AT: Por falar em aeroportos, a deficiência é muito grande. O que o governo tem feito?

JL: No Estado, para atender 417 municípios temos apenas 83 aeroportos e só dois deles permitindo vôos internacionais, o de Salvador e o de Porto Seguro. Para piorar a situação, 67 aeroportos estavam interditados pela ANAC – Agencia Nacional de Aviação Civil. De lá pra cá, muito foi feito. Desinterditamos 22 aeroportos, com obras pontuais exigidas pela ANAC, e outros 27, com obras de maior porte, diria mesmo que foram reconstruídos. Falta concluir reparos em 18 aeroportos e a meta do governador é fechar o ano como todos funcionando normalmente. Por isso, estamos nos empenhando pela construção do aeroporto internacional de Ilhéus. Será de classe internacional tanto para passageiros como para cargas, podendo receber aviões de porte trazendo turistas de todo mundo e atendendo a futura ZPE – Zona de Processamento de Exportação.

O aeroporto internacional de Salvador será ampliado e modernizado para atender o fluxo de visitantes que virão para a Copa do Mundo de 2014. Um novo aeroporto será construído em Vitoria da Conquista, a obra já incluída no PAC2, o aeroporto de Porto Seguro já sofre intervenções de ampliação e melhorias e em Bom Jesus da Lapa será construído um aeroporto-pólo para atender a região do São Francisco.

AT: Como anda o Programa Luz Para Todos que tem merecido atenção especial de sua parte?

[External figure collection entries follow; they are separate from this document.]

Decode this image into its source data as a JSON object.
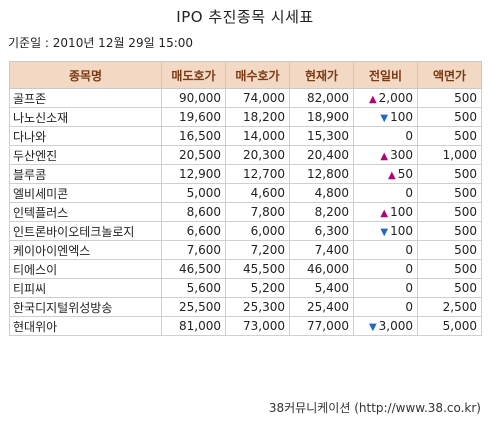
{
  "title": "IPO 추진종목 시세표",
  "base_date": "기준일 : 2010년 12월 29일 15:00",
  "colors": {
    "header_bg": "#f3d9c3",
    "up": "#b0007a",
    "down": "#1f68c9"
  },
  "icons": {
    "up": "▲",
    "down": "▼"
  },
  "columns": [
    "종목명",
    "매도호가",
    "매수호가",
    "현재가",
    "전일비",
    "액면가"
  ],
  "rows": [
    {
      "name": "골프존",
      "sell": "90,000",
      "buy": "74,000",
      "price": "82,000",
      "dir": "up",
      "change": "2,000",
      "par": "500"
    },
    {
      "name": "나노신소재",
      "sell": "19,600",
      "buy": "18,200",
      "price": "18,900",
      "dir": "down",
      "change": "100",
      "par": "500"
    },
    {
      "name": "다나와",
      "sell": "16,500",
      "buy": "14,000",
      "price": "15,300",
      "dir": "",
      "change": "0",
      "par": "500"
    },
    {
      "name": "두산엔진",
      "sell": "20,500",
      "buy": "20,300",
      "price": "20,400",
      "dir": "up",
      "change": "300",
      "par": "1,000"
    },
    {
      "name": "블루콤",
      "sell": "12,900",
      "buy": "12,700",
      "price": "12,800",
      "dir": "up",
      "change": "50",
      "par": "500"
    },
    {
      "name": "엘비세미콘",
      "sell": "5,000",
      "buy": "4,600",
      "price": "4,800",
      "dir": "",
      "change": "0",
      "par": "500"
    },
    {
      "name": "인텍플러스",
      "sell": "8,600",
      "buy": "7,800",
      "price": "8,200",
      "dir": "up",
      "change": "100",
      "par": "500"
    },
    {
      "name": "인트론바이오테크놀로지",
      "sell": "6,600",
      "buy": "6,000",
      "price": "6,300",
      "dir": "down",
      "change": "100",
      "par": "500"
    },
    {
      "name": "케이아이엔엑스",
      "sell": "7,600",
      "buy": "7,200",
      "price": "7,400",
      "dir": "",
      "change": "0",
      "par": "500"
    },
    {
      "name": "티에스이",
      "sell": "46,500",
      "buy": "45,500",
      "price": "46,000",
      "dir": "",
      "change": "0",
      "par": "500"
    },
    {
      "name": "티피씨",
      "sell": "5,600",
      "buy": "5,200",
      "price": "5,400",
      "dir": "",
      "change": "0",
      "par": "500"
    },
    {
      "name": "한국디지털위성방송",
      "sell": "25,500",
      "buy": "25,300",
      "price": "25,400",
      "dir": "",
      "change": "0",
      "par": "2,500"
    },
    {
      "name": "현대위아",
      "sell": "81,000",
      "buy": "73,000",
      "price": "77,000",
      "dir": "down",
      "change": "3,000",
      "par": "5,000"
    }
  ],
  "footer": "38커뮤니케이션 (http://www.38.co.kr)"
}
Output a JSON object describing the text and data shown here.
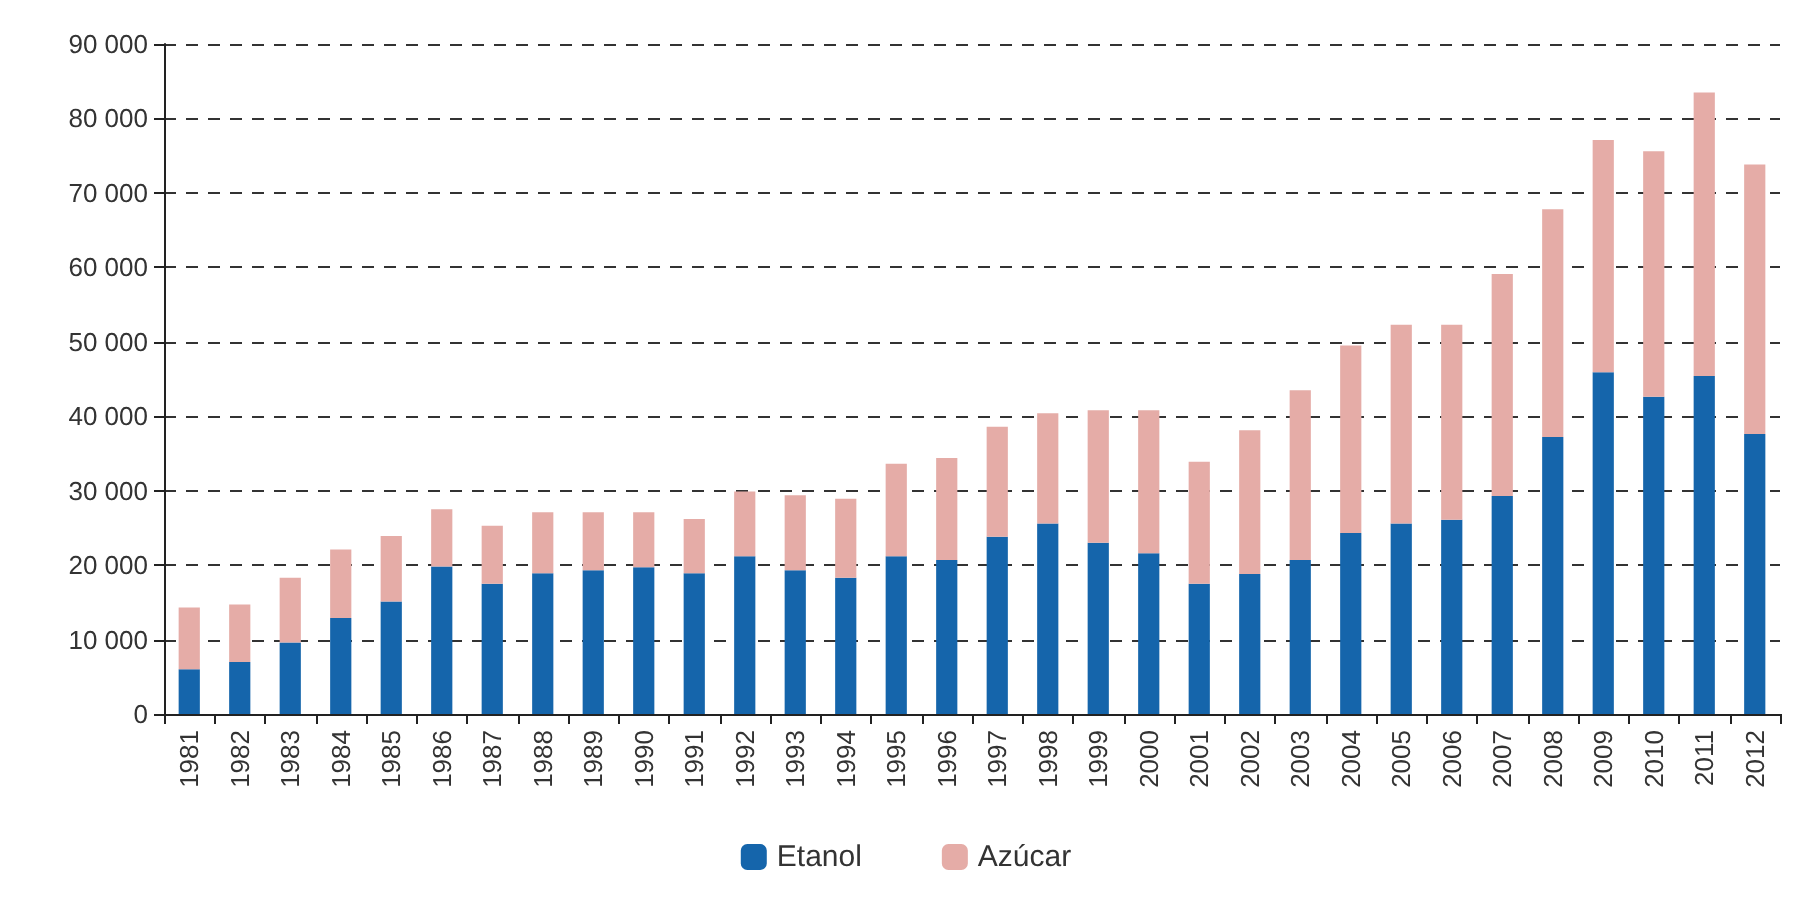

JL: Mais do que todos os outros programas, o Luz Para Todos me encanta pelo cunho social que representa. Imagine o que era pra uma família que mora em rincões distante ou nas periferias das cidades ter energia elétrica iluminando sua casa e a possibilidade de comprar uma geladeira, assistir Tv, usar o ferro de passar roupa elétrico, entre outros confortos. Por isso, o governador Jaques Wagner está investindo tanto nesse programa e eu tenho me dedicado a ele tanto na Câmara Federal quanto na Secretaria de Infraestrutura. Já realizamos 350 mil ligações no atual governo e este ano faremos mais de 100 mil ligações em regiões onde a energia elétrica ainda é um sonho.

“Levar energia elétrica para tanta gente, ver a alegria estampada no rosto das pessoas a cada inauguração que participamos, tudo isso me dá a certeza de que essa foi maior vitória que conquistei em minha passagem pela Seinfra.”

Nas periferias das cidades, pelo menos 200 mil famílias carentes passarão a ter energia elétrica graças aos investimentos de mais de R$1,2 bilhão que estamos bancando ao longo do ano de 2010. Levar energia elétrica para tanta gente, ver a alegria estampada no rosto das pessoas a cada inauguração que participamos, tudo isso me dá a certeza de que essa foi maior vitória que conquistei em minha passagem pela Seinfra.